During Screen-Free Week, my second cousin had a baby, and I didn't find out about it until days later because I wasn't on Facebook (I had to hear about it from my mom, who is on Facebook.). And you know what? No one noticed that I didn't comment on her cute baby photos. No one felt slighted, I didn't feel out of the loop (in fact, it was kind of freeing not to be involved in everyone's life all. the. time.). That baby was no less loved because I wasn't virtually "there" to take notice of him. Her baby wasn't less loved, but my babies were so much more loved due to my presence and attention to them.

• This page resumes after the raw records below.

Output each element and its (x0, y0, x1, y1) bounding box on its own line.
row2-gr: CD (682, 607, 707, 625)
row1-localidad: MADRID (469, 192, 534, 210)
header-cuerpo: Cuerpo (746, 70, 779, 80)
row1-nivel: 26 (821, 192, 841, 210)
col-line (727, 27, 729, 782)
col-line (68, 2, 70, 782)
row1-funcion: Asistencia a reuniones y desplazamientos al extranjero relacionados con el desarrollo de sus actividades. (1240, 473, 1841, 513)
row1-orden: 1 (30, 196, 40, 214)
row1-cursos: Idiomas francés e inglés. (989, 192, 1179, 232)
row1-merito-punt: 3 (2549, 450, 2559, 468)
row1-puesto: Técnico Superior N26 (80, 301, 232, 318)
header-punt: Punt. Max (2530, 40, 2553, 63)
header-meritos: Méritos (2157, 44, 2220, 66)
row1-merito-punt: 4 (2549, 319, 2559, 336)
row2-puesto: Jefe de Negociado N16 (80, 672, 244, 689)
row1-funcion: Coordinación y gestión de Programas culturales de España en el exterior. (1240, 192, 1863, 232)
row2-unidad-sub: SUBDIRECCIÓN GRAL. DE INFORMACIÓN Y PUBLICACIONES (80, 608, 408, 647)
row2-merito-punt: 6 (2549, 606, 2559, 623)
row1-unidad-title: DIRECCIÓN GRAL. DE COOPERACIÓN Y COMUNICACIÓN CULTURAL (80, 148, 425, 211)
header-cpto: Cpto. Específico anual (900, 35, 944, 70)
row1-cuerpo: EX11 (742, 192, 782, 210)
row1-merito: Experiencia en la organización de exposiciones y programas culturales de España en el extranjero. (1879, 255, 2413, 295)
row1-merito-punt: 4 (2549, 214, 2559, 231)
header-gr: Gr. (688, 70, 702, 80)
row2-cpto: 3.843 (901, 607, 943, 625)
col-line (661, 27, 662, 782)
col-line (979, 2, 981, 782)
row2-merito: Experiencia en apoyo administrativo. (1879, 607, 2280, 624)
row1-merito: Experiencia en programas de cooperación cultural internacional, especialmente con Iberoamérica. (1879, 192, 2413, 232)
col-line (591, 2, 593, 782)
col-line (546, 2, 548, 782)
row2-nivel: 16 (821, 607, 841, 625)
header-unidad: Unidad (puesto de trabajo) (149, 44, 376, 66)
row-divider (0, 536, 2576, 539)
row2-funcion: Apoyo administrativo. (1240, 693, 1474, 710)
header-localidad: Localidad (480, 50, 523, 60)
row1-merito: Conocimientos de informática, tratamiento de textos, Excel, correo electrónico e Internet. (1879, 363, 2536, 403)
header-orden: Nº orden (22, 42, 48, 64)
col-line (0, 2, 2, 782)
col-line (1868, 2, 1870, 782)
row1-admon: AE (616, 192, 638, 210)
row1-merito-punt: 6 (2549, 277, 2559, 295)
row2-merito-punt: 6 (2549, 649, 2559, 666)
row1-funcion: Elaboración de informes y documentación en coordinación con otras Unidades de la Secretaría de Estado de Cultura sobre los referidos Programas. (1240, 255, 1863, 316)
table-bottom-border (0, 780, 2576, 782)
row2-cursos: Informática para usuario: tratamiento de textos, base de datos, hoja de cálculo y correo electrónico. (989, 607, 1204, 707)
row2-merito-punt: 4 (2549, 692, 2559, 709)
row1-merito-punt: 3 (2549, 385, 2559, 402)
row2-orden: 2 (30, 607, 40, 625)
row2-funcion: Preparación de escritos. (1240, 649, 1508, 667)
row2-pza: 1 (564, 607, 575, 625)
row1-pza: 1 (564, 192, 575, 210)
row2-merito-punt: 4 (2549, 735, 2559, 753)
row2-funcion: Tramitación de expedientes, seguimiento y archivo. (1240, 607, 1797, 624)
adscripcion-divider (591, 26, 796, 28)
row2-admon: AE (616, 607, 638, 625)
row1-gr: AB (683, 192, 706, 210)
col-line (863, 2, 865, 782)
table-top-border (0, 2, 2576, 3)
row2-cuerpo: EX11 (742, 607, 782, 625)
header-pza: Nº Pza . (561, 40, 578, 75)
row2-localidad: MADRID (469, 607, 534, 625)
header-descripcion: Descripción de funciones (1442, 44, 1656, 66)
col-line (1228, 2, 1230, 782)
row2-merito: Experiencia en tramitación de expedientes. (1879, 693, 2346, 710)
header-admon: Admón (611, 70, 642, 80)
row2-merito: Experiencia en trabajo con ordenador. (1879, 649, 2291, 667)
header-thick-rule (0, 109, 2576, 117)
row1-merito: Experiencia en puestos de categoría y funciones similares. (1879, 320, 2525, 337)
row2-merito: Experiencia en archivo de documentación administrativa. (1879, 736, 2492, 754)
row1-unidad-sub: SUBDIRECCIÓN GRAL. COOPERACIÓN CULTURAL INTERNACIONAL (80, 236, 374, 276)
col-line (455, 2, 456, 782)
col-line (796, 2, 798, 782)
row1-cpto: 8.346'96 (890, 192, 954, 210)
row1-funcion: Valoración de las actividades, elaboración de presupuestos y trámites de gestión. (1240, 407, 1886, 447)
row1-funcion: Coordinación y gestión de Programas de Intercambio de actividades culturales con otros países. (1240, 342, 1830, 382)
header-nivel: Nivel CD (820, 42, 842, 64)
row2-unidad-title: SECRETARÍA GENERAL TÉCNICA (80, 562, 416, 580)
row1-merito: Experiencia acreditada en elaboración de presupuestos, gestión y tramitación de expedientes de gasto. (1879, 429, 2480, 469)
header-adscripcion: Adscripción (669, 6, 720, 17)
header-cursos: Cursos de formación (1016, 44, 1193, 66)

Our TV probably isn't going into the dumpster or onto Craigslist anytime soon (much as I might enjoy that). But, I will say that the TV has naturally come on less and less often since Screen-Free Week. I am sticking to my policy of no TV during the daytime, and limiting my own computer use during the times of day when I am alone with my kids. This does require more work from me during this particular stage of parenting - I often need to redirect my two-year-old to new activities, or even create new activities for him. I need to assess his mood and the situation to decide whether we need to start a new activity or get outside or go to the park. But, I can see how this extra work early on in my children's lives will cultivate the springs of creativity that they will draw on later to keep themselves engaged. Even with just one week of screen-light, interaction-heavy time, I can see my son's attention span growing. And the bonus for me? I'm feeling the creative juices flowing again as well, thinking about gardening and writing and knitting and sewing and drawing (I can't draw). Is that worth missing a few hours of TV or Facebook? I'm thinking yes.
Did you participate in Screen-Free Week? How do you and your family deal with screens in your home?
P.S. A book I found inspiring during the week was Living Outside the Box: TV-Free Families Share Their Secrets by Barbara Brock.